David Frum has replied to my recent criticisms of his soon-to-be founded No Labels project. But my root-and-branch critique of his No Labels initiative goes unanswered, and in the process Frum introduces new distortions of my book on Obama.
Indeed, Frum’s reply continues to reflect the faulty analysis of American politics he advanced in 2008, which has left him isolated and estranged from the conservative movement. Frum failed to anticipate the revitalizing and unifying effect Obama’s radicalism would have on the Republican party.

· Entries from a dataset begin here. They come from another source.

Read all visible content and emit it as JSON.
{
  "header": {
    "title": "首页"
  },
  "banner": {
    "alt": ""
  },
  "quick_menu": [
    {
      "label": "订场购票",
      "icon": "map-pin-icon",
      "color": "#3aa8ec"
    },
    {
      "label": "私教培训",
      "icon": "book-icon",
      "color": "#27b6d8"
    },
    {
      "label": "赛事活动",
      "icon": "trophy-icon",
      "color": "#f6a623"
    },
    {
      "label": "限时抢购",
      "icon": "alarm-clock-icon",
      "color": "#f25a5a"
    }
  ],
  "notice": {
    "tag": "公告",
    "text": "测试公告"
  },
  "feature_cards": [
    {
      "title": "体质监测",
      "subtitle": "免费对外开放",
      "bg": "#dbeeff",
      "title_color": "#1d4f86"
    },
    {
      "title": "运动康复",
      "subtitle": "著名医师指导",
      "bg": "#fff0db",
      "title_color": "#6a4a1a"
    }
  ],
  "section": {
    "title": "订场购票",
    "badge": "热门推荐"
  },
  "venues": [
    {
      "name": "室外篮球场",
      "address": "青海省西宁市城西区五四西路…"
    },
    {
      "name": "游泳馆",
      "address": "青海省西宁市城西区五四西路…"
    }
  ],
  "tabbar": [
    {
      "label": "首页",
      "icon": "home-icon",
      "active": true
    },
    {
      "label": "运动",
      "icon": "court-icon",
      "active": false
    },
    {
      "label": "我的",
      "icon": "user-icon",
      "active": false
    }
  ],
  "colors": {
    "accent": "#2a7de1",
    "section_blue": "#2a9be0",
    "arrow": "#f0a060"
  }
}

Obama’s leftism has undone Frum’s political plans, and Frum’s refusal to acknowledge that fact and climb down from the liberalizing limb upon which he has stranded himself has driven him to ever more self-defeating measures.
Frum fails to plainly state the core findings of my research: that Obama was an orthodox Marxist-Leninist in his early college years; that he certainly attended two socialist conferences, which converted him to community organizing; that these conferences sketched a vision of socialist-friendly political coalitions led by African-Americans who would emerge from the ranks of community organizers; that the groups, strategies, and theologies Obama spent a lifetime cultivating were presented at these conferences as the program of a modernized socialism; that Obama worked for his entire career with the very stealth-socialist community organizers in Chicago who had authored the political strategy presented at those early socialist conferences; that these stealth-socialist community organizers sponsored Obama’s political rise; that Obama supported these socialists by channeling foundation money their way for years; that Obama worked closely with this stealth-socialist community-organizing network throughout his time as an Illinois state senator; that Obama has hidden, and particularly in the case of ACORN, bluntly lied about these radical connections; that the tactics, policies, and strategies crafted by Obama’s stealth-socialist organizing mentors have guided his entire political career, including his presidency; and that the same stealth-socialist community organizers who inspired and sponsored Obama’s political career advised his 2008 presidential campaign and continue to work with him at shaping and marshaling support for his presidential agenda.
All of this is obscured or rendered invisible by Frum’s thin and mangled description of my book. Frum gets pretty much everything wrong, from details like how many socialist conferences Obama was certainly at (actually two, with a third also possible) to the much more significant issue of my discussion of Obama’s writings, legislative record, and presidency. I analyze all of these from the perspective of Obama’s socialism. Frum is free to disagree with my conclusions, but not to pretend that I make no case for the socialist content of Obama’s presidential policies and strategies. As noted in my earlier piece, John Stuart Mill thought you could tell who was winning a debate by how fairly participants represented their opponent’s point of view. By that standard, Frum is doing pretty poorly. He can’t rebut my take on Obama’s presidential socialism if he can’t successfully restate my argument and analysis.